Adult Cancer Pain: Part 2 -- The Latest Guidelines for Pain Management

Laura A. Stokowski, RN, MS

Disclosures

December 06, 2010

In This Article

Pharmacogenetics in Pain Management

"If a patient is not having a response to a dose of pain medication, it's not necessarily malingering. It could be a different pharmacokinetic response to that drug in that patient. There is huge variability. One patient will get good relief from morphine, whereas another patient has horrible nausea and vomiting," comments Paice, explaining the increasingly recognized phenomenon of interindividual differences in metabolism of pain agents.
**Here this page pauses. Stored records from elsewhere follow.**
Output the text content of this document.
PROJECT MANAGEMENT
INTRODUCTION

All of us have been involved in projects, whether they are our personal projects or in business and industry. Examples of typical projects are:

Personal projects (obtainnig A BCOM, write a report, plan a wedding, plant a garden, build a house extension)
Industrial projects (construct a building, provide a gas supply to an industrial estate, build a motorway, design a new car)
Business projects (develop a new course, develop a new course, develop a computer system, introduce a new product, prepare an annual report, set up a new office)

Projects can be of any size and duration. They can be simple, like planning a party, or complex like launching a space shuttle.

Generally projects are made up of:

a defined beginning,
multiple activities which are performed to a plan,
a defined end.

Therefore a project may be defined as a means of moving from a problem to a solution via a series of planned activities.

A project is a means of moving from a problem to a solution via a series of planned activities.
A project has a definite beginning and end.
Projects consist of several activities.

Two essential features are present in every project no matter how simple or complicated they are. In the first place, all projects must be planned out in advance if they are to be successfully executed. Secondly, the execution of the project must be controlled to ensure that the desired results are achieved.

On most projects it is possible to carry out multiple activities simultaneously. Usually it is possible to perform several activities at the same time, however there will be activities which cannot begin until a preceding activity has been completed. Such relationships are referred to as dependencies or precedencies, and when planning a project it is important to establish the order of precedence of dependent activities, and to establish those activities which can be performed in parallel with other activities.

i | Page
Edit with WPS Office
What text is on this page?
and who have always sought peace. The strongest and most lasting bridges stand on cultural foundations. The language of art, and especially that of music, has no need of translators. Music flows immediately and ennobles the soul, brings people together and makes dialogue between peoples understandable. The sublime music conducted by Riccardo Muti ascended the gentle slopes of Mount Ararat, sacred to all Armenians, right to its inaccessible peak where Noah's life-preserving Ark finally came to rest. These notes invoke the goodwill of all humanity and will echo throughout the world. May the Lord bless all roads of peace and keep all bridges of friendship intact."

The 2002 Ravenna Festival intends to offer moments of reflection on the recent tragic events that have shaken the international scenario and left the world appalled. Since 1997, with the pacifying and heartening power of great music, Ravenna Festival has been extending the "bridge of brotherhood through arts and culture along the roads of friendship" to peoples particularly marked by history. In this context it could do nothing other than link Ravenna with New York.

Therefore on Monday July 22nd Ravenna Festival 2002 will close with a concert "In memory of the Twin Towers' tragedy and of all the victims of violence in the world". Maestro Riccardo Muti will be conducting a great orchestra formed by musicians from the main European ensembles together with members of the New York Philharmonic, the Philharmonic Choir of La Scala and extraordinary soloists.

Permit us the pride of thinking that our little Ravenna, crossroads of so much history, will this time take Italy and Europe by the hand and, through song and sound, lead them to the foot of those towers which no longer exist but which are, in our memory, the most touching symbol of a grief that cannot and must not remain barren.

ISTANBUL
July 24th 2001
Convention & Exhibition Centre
Clinicians have long known that patients can react differently to the same dose of a pain medication -- some having good and some having minimal pain relief. Patient response to opioids can be explained by many factors such as age, type of cancer, comorbidities, organ function, and other medications the patient is taking.[8]In addition, genetic differences in how drugs are metabolized by the liver is increasingly recognized as a key factor in interindividual and ethnic differences in clinical response.[9]Polymorphisms of the hepatic cytochrome P450 enzyme system might explain much of this variability by their effects on phase 1 metabolism of pain drugs such codeine, tramadol, hydrocodone, and oxycodone. Patients with a deficiency of one of these enzymes, CYP2D6, may not be able to convert codeine into morphine and therefore may get little or no analgesic effect from codeine.[4] As many as 7% of whites, and 2%-7% of blacks are poor metabolizers of CYP2D6-dependent opioids.[10]

In addition to therapeutic failure, adverse drug reactions can occur as a result of inhibition or induction of P450 enzymes by other drugs the patient is receiving concurrently with pain medication.[11] The CYP34A enzyme is the primary metabolizer of fentanyl and oxycodone.[11] Therefore, these 2 drugs can interact with substances that either induce or inhibit the CYP34A enzyme. Administration of CYP3A4 substrates or inhibitors (such as bergamottin, found in grapefruit juice) can increase opioid concentrations, thereby prolonging and intensifying analgesic effects as well as adverse opioid effects, such as respiratory depression. Administration of CYP3A4 inducers (such as cafestol, found in unfiltered coffee) can reduce analgesic efficacy.[12] Consequently, when patients report a lack of analgesic benefit, or excessive side effects, it is important to investigate what else patients are consuming that might be interacting with prescribed pain medication.

The concept of interindividual variation in metabolism receives more attention in NCCN v.2010, particularly the possible influence of cytochrome P450 enzymes on cancer pain management. Drug-drug interactions involving co-analgesics and cancer treatment are provided as an example of these pharmacogenetic differences.

Antidepressants are often used as co-analgesics to reduce the dose of opioids in patients with neuropathic pain. Several antidepressants are known inhibitors of hepatic drug metabolism via inhibition of cytochrome P450 enzymes, especially CYP2D6. Tamoxifen, often used in the treatment of breast cancer, undergoes extensive hepatic metabolism, and inhibition of CYP2D6 reduces the production of tamoxifen metabolites, potentially limiting the drug's tumor-fighting effectiveness. The risk for breast cancer is increased in patients taking tamoxifen and some selective serotonin reuptake inhibitors concomitantly, especially some of the moderate-to-potent CYP2D6 inhibitors such as paroxetine or fluoxetine. A preferred choice of selective serotonin reuptake inhibitor for a patient on tamoxifen is an antidepressant that produces mild CYP2D6 inhibition, such as sertraline, citalopram, venlafaxine, or escitalopram.[2]

Similarly, the pain medication propoxyphene is an inhibitor of CYP2D6 and may increase the risk for recurrence of breast cancer in patients taking tamoxifen. For this reason (among others), propoxyphene is not recommended in the management of adult cancer pain.